Over the next ten years we expect an even greater emphasis on travel technology in global tourism. Mobile bookings and technological advances will completely revolutionise the way people book and travel. Today’s digital natives already have a totally different approach to booking tours than the generation preceding them. Sustainable and responsible travel will continue to be a widely discussed industry topic. Numerous approaches and best practices already exist. However, there is an even greater potential here and this is reflected in the developments at the ITB CSR Day which has been taking place at the ITB Berlin Convention for the last five years. In the years to come the demographic change in a number of countries and the various needs of the over sixty-fives, travellers with disabilities and holidaymakers with different cultural backgrounds will present the travel industry with additional challenges. Barrier-free travel, health tourism as well as rising numbers from China and the Arab countries travelling to European destinations will bring about considerable change within the industry.
TTW – How does the ITB Berlin Convention envisage efficient means in the global tourism industry?
David Ruetz : Over the three days of the event, numerous lectures, discussions and the highlighting of best practices will give trade visitors the edge in terms of expert knowledge. Leading experts will provide first-hand information on the latest survey results as well as on important developments and trends. Particularly in these times of information overload, a platform such as the ITB Convention offers an ideal opportunity to obtain maximum information in the shortest possible time.
TTW: What is the significance of PhoCusWright@ITB?
David Ruetz : Travel and tourism industry experts will be meeting at the PhoCusWright@ITB travel technology conference to discuss and define the market’s future. This event helps participants benefit from the latest trends, implement their knowledge, promote innovation and take the lead. Analysts from PhoCusWright, a world-renowned US marketing research and consulting company specialising in the tourism industry, have developed an innovative programme of brief sessions, round tables and interviews which debate the main topics and visions on the future of e-travel within the brief space of one day.
Every year PhoCusWright@ITB carries a different heading – highlighting a problem, trend or key theme, which presents industry leaders and executives with a challenge and points the way to the future. This key theme – whether it defines new goals, difficulties or innovations in the travel market – creates a unique environment. The main feature of this event is that all the lectures and sessions focus on the key theme and interpret it in their own way. The result is a thought-provoking mixture of information and ideas which takes the participants’ understanding of leading trends and aspects to a new level.

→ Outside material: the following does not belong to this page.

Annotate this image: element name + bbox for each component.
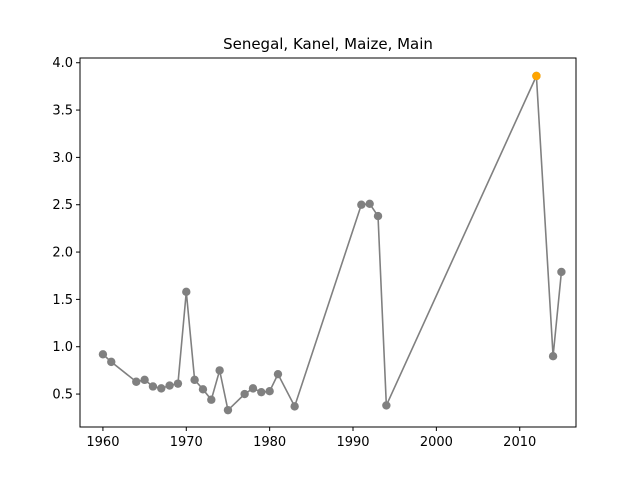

High-profile speakers will gather in an exceptional atmosphere, together with an expert audience of travel professionals, innovators and thought pioneers, where they can meet and establish contact. Expectations are high when like-minded players and influential industry experts come here to work together, move forward and do business. PhoCusWright@ITB is part of the ITB Berlin Convention.

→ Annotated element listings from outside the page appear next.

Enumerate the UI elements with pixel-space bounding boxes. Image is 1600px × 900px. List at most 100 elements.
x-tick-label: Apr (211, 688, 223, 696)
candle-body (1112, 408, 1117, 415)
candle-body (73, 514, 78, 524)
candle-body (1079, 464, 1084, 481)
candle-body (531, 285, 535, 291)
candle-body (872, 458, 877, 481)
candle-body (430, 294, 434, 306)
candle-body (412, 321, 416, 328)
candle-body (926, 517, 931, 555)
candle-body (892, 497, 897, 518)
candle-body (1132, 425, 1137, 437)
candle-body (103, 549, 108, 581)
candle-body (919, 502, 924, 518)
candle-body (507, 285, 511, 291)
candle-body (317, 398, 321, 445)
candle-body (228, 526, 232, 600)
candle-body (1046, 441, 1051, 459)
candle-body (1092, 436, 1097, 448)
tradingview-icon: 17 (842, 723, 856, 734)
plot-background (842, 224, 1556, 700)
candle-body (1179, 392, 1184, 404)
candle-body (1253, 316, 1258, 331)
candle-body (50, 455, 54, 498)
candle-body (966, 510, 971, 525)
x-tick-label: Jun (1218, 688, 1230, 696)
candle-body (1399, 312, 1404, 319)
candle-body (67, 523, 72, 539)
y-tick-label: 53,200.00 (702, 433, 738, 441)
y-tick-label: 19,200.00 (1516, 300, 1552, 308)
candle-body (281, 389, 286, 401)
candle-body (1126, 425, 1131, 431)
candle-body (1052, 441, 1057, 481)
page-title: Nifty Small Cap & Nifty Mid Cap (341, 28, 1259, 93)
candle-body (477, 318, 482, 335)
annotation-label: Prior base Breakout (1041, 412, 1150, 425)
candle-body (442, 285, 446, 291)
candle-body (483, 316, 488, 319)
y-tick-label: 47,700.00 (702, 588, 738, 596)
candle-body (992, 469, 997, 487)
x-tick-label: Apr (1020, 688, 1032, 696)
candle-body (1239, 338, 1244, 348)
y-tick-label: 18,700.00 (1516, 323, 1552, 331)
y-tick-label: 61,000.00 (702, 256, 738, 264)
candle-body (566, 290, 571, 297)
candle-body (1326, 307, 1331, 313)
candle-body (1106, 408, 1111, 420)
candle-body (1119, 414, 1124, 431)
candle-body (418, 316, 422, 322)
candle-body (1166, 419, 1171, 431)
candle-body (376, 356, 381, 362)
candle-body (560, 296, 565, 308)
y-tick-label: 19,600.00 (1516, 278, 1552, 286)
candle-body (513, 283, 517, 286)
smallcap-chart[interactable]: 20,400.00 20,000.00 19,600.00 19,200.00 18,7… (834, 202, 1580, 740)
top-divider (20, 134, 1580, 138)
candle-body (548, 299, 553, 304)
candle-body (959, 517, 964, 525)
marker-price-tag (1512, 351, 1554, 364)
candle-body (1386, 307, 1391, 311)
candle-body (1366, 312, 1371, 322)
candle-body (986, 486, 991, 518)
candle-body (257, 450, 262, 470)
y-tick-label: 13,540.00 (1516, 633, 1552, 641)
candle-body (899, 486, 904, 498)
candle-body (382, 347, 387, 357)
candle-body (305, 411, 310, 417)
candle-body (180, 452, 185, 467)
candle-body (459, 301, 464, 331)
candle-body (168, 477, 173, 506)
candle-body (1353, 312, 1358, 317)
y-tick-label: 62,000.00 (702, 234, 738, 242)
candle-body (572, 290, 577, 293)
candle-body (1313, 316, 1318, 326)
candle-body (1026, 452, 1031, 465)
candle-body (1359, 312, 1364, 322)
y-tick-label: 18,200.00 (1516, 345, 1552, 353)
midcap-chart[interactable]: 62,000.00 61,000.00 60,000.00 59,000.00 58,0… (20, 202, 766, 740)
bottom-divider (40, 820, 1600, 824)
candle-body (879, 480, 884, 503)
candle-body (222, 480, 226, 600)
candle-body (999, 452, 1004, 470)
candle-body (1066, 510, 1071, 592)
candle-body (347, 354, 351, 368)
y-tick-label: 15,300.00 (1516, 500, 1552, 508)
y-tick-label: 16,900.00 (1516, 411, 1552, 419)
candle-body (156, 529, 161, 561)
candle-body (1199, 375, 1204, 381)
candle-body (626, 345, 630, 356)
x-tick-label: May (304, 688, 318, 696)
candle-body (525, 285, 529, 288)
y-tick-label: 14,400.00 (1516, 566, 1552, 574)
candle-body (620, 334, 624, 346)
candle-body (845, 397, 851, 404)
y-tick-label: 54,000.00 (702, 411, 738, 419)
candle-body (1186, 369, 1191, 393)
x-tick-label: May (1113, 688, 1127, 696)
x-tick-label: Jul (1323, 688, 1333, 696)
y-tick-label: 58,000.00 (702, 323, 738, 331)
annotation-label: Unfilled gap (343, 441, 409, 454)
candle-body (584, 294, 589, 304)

TTW: How does ITB Berlin plan to cope with the economic crisis in Europe and enhance tourism?
David Ruetz : As the world’s largest travel trade show ITB Berlin attracts around 170,000 visitors every year, providing exhibitors with an opportunity to showcase their products and services to trade visitors and the general public alike. Particularly in economically difficult times, ITB Berlin is a platform where exhibitors can cultivate valuable business contacts. The volume of business negotiated and concluded at the show is in the order of six billion euros. This is impressive proof that ITB Berlin gives exhibitors’ business a long-term boost. In 2013, during the Open Days of ITB, exhibitors will for the first time be able to sell tours to the general public, offering them an additional source of income.
TTW: According to you, what is the future of business travel?
David Ruetz : In our view the trend towards globalisation will lead to even greater demands on business travel. Increasingly rapid forms of transport, more and more flights and technological progress will facilitate travel and make it easier to bridge long distances and meet people in person. Cities that were once remote locations will become attractive MICE event venues. Worldwide growth in mobility will have a long-term impact on business travel.
TTW: Could you comment on “digital transparency” and the rise of social media and its impact on World Tourism?
David Ruetz : Growth in digital transparency will make it easier to tailor products and information more efficiently to users’ needs. Information from social networks and communities already lets companies personalise their customer relationships and tailor their products to customers’ needs. The growing influence of social media will also have a long-term impact on the global travel industry. Recommendations from one’s own network will play an increasingly important role. Maintaining direct contact with companies via social networks influences customer relations management within the travel industry.